Did you know that I was one of the others, Jason?

Tessa opened to you and you to her, and in the rush, the shields were imperfect, and I saw. Only vaguely, but enough. Flickers of terror and confusion. Flickers of a house no longer a home. Violated. By him. Stepping over his body. Seeing the rest of them… and blind panic kicking in, pulse pounding…

And I ran, myself. Didn’t want to know…

That should have been all.

Everyone else eventually gave up on trying to figure out what had happened that night, simply accepting your reassurances that things had been dealt with, that everything would be fine… but the scant images I’d picked up were haunting me. I was obsessed.

Benefits of being on your staff and being nosy as hell: I knew when you called the psychometrists in to examine the crime scene. And I listened on the phone when they called in to report.

I’m sorry. I’d never done anything like that before – and I certainly never did it since…

I don’t so much remember the words. And I can’t piece together a picture of any of the rooms. Just fragments. Too intense to see all at once.

Blood everywhere. Heavy coppery stench of it.

So quiet. A house that was usually so noisy – four kids, two of them teenage boys – the house shouldn’t be so quiet.

Could see the leg of one of the boys from behind the couch. Could see the mother’s arm outstretched toward the coffee table. Incongruously, I marveled at the fact that nothing had been broken.

Four people dead in the living room, bleeding from every orifice, and I was surprised that nothing was broken?

Shock?

Shock, like the girl who tiptoed among them, shaking. She hadn’t meant to do it. She just wanted to keep the man in the bedroom from hurting her. So she pushed

But this…

I felt her panic take over. Had to get out. Didn’t know what happened. Didn’t know how. What am I? But had to get out. She stuffed clothes into a beat-up backpack with trembling hands, laced up dirty Keds, caught a glimpse of herself in the mirror before slamming out the front door and out of the psychometrists’ range…

And threw me out of shock and into a visceral reaction, body-memory, past-life memory – dark-gold curls framing that cold, determined face –

My Lishaya.

The first Lishaya. Exactly her expression on the battleground, after the Fall, her spear covered in gore. Our Lishaya, our downfall.

She killed them all.

And I thanked the gods for the mute button and the nearby trash can as I threw up…

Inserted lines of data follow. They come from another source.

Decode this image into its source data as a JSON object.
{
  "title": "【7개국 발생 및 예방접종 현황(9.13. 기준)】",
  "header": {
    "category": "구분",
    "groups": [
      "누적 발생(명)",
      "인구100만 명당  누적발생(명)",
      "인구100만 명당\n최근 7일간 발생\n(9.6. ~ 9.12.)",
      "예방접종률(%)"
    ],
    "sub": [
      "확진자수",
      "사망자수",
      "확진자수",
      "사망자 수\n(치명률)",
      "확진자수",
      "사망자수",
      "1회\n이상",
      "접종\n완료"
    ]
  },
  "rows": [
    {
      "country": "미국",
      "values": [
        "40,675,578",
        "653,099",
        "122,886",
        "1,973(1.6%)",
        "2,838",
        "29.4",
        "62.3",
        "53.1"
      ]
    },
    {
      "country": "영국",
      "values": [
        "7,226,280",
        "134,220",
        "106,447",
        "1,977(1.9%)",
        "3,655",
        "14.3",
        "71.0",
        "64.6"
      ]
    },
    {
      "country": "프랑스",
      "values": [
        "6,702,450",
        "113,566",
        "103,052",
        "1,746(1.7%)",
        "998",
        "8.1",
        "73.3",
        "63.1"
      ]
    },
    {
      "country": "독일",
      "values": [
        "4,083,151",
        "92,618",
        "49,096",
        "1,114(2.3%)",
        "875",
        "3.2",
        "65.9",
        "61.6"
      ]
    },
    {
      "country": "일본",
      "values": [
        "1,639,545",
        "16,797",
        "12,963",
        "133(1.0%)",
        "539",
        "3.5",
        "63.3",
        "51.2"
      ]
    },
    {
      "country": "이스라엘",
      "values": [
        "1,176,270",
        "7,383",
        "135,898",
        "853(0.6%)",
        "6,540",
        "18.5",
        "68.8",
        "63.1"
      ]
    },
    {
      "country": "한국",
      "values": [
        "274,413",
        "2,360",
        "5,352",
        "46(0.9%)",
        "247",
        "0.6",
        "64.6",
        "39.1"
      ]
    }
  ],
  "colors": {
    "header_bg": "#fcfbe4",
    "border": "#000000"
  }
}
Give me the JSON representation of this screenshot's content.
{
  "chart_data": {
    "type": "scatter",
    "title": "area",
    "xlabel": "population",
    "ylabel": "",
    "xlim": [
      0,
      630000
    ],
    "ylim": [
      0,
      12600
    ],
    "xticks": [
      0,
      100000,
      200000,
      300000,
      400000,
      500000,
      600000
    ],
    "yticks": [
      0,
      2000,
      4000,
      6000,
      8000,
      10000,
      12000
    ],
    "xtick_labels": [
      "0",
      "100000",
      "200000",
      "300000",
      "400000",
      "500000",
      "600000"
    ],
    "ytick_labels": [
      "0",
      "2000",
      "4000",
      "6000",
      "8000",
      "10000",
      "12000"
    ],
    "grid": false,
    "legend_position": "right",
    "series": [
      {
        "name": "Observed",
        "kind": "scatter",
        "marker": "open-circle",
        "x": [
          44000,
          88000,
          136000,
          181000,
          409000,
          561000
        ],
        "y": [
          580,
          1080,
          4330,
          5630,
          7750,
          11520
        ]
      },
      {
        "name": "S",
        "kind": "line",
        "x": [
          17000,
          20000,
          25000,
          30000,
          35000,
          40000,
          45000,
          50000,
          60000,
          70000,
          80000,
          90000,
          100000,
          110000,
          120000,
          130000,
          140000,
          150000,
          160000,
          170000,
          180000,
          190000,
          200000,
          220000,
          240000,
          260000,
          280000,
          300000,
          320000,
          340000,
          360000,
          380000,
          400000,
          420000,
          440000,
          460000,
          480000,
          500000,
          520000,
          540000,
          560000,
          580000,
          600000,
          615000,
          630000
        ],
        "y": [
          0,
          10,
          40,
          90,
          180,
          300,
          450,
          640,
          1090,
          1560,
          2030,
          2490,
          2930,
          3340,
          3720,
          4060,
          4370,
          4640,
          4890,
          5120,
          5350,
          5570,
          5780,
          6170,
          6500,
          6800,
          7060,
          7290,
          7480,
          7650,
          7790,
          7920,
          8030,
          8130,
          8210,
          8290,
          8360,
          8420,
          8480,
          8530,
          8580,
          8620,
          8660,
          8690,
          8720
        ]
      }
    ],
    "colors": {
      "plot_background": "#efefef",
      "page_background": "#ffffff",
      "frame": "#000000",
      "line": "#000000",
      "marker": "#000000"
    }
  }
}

It was her. The Lishaya born again.

A monster.

That night, I had the nightmare the first time. Reliving it. Her discovery of what she’d done. The image of her on the battlefield, face pale and resolute, corpses behind her where there used to be a forest…

I had it on the bus on my way to Shayara.

I know that there have been plenty of Lishayas in between that have been wonderful, Jason. But what this girl did, and that memory-flash…

The Talthar Kithrayna has voted to find her. And I’m afraid.

And there’s a little piece of my story.